Luca Guadagnino's 2015 film A Bigger Splash (a loose remake of La Piscine) was also named after the painting.

==Description==
A Bigger Splash shows a typical California day – warm and sunny, with a cloudless blue sky. In the background, two palm trees loom over a large single-storey house, with flat roof and large sliding glass doors, in front of which an empty director's chair with thin crossed legs stands on a wide pink patio. A shadow under the chair suggests that the sun is high in the sky, around noon. In the foreground, a yellow diving board slants away from lower right corner, leading the viewer's gaze towards the centre of a large swimming pool, where water fountains into the air, capturing the moment right after someone has dived in.
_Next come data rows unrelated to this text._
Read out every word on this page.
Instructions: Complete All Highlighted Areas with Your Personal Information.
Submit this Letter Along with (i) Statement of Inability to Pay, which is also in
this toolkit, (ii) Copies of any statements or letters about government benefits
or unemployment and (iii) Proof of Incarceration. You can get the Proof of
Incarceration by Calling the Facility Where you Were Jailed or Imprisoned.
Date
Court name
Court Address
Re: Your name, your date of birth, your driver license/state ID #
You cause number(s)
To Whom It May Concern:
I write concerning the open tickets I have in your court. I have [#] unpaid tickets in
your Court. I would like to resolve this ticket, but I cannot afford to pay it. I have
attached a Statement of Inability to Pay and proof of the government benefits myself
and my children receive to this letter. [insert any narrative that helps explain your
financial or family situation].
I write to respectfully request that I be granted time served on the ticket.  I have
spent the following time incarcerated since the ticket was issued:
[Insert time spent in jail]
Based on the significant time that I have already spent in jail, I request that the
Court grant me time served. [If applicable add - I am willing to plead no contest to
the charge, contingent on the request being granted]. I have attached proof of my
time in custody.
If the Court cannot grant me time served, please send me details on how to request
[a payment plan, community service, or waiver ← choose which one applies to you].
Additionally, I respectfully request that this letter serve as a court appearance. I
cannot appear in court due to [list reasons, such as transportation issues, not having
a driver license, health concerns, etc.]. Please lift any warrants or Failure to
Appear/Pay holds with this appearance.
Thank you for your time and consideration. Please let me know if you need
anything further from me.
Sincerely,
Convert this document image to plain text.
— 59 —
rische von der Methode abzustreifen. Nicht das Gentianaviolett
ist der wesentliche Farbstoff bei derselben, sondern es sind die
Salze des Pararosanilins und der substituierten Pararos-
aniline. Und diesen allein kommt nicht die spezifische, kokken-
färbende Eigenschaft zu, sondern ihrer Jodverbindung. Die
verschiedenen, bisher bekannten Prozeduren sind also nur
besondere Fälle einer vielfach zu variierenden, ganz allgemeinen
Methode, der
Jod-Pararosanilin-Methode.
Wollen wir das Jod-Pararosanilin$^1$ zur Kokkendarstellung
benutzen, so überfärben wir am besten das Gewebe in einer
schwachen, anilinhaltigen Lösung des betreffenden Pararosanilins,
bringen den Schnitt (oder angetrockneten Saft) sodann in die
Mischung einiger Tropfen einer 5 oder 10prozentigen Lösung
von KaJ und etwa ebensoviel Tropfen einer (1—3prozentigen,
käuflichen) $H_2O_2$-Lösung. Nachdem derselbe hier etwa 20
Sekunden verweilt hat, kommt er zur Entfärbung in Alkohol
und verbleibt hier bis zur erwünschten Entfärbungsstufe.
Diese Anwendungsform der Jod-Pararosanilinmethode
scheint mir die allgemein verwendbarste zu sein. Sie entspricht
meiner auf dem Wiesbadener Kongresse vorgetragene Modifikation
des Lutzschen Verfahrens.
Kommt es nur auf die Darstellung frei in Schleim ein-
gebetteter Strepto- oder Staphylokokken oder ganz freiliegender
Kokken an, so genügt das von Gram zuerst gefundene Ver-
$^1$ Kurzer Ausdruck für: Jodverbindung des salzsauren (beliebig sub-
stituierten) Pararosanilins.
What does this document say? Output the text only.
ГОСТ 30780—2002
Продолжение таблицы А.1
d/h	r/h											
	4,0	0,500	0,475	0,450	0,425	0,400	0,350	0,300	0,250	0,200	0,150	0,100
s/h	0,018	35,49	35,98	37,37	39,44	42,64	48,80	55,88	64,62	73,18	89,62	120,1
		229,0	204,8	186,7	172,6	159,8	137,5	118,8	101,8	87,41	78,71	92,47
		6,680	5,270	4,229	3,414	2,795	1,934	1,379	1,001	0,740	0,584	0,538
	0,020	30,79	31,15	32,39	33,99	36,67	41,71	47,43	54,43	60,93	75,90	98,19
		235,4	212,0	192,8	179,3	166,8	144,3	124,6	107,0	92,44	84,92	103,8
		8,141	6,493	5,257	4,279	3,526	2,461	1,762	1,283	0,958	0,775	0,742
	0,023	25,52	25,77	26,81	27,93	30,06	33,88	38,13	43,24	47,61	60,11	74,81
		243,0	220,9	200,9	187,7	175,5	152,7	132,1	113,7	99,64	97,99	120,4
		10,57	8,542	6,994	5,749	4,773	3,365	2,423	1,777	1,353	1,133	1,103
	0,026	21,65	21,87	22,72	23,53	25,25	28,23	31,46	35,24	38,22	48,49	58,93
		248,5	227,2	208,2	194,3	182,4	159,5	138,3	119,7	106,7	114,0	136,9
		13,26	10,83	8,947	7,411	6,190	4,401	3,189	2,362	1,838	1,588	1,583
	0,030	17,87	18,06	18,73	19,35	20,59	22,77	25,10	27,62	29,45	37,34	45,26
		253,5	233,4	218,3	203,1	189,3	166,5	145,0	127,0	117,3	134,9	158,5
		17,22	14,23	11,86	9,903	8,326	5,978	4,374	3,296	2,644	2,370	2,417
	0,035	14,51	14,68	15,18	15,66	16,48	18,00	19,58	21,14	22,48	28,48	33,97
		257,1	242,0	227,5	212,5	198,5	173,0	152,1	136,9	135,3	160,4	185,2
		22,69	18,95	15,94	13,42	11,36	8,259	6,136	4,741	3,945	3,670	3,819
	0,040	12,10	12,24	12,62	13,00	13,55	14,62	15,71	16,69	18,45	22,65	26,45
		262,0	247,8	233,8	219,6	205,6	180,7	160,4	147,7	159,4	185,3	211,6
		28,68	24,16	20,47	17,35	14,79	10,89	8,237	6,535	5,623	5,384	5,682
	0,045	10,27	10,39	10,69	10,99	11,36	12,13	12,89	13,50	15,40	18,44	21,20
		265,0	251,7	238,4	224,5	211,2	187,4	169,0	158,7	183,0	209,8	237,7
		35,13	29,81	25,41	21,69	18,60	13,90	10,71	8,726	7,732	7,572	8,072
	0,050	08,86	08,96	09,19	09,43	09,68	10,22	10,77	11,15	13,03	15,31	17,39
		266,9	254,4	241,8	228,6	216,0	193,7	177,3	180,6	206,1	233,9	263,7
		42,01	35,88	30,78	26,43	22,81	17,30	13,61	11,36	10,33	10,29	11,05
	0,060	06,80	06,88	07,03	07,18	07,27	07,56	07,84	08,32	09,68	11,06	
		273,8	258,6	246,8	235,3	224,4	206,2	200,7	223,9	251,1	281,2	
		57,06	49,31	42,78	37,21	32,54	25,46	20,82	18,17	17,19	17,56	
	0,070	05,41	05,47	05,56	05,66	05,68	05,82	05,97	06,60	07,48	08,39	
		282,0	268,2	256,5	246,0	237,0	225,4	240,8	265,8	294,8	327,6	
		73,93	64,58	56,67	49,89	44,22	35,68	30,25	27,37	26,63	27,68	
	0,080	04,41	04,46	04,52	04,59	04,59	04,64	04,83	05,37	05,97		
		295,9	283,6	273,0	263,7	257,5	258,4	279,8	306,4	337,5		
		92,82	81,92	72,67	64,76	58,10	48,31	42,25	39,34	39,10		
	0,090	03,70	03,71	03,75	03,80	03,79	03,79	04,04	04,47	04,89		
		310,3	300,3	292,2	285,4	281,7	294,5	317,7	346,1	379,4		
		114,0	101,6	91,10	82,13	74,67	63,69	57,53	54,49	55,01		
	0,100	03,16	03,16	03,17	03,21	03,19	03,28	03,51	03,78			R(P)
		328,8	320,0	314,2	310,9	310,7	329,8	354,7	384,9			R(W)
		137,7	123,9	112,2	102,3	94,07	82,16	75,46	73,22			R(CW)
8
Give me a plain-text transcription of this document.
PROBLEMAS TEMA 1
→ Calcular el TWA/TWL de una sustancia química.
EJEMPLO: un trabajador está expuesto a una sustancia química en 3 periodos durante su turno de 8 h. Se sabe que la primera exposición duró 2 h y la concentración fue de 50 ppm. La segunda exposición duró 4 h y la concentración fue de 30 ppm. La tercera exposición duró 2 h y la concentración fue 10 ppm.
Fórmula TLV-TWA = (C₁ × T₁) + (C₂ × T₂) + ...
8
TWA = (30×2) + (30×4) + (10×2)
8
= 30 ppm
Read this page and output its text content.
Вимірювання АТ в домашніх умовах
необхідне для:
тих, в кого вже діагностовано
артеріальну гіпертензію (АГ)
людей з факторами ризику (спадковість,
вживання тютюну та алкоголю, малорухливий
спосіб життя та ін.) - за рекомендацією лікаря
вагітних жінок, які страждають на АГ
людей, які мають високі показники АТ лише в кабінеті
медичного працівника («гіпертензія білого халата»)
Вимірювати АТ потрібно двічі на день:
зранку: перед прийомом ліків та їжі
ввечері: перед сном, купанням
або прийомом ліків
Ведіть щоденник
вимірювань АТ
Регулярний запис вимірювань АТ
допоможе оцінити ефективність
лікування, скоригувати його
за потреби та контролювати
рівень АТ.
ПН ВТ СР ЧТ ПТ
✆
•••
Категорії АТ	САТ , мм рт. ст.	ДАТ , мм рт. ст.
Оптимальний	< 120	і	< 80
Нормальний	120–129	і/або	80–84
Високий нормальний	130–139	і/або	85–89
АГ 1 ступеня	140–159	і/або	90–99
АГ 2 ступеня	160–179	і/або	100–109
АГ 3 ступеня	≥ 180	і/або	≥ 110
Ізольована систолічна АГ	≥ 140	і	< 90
The diver is not visible, presumably still under the water. The chair lies further back along the same diagonal line. A thickening in the white line atop the building's flat roof emphasises the place where the diver has entered the water.

Hockney's composition is based on a photograph of a swimming pool in a book and an earlier drawing by Hockney of Californian buildings. It was created with meticulous care, simplifying, but enlarging his earlier paintings entitled A Little Splash (1966) and The Splash (1966) (both are held in private collections; the latter was sold for £2.6 million in 2006 and for £23.1 million in 2020, both times by auction at Sotheby's in London). The canvas – almost a perfect square – is dominated by the strong vertical and horizontal lines of the trees, the building, and the edge of the pool; it is divided evenly into the sky, building and patio in the upper half, and the pool and diving board in the lower half. The rectilinear composition is broken by the oblique thrust of the diving board. The calmness of the overall composition contrasts with the violent explosion of water caused by diver. Hockney has expressed his pleasure at taking two weeks to paint a moment that lasted two seconds.

In a March 2009 interview for the Tate, to the question "Who jumped into the pool?" Hockney answers: "I don't know actually. It was done from a photograph of a splash. That I haven't taken, but that's what it's commenting on. The stillness of an image. (...) Most of the painting was spent on the splash and the splash lasts two seconds and the building is permanent there. That's what it's about actually. You have to look in at the details." Hockney’s use of photographic compositing was ahead of its time, reflecting his early experimentation with technology in art.

==Composition==
The painting was made using acrylic Liquitex on a white cotton duck canvas, with no underdrawing. Hockney uses a limited palette – cobalt blue, ultramarine blue, raw sienna, burnt sienna, raw umber, Hooker's green, Naples yellow and titanium white – applied either mixed together or as tints. Apart from the splash, the painting was finished very evenly and flat with a paint roller, in two or three layers, with the few details – tree, grass, chair, reflections – overpainted. The central splash was heavily worked over a period of about two weeks using a variety of small brushes. A wide border and central narrow stripe at the pool's edge are left unpainted. The border creates an effect like a Polaroid photograph. The painting has been viewed as a critical link in Hockney's ruminations on time between his earlier Picture Emphasising Stillness and his later "joiners" portraits, created by collaging many photographs of the same subject taken over a period of hours.

==Sale history==
The Marquess of Dufferin and Ava bought the finished work from John Kasmin's gallery in 1968, and sold it to the Tate in 1981.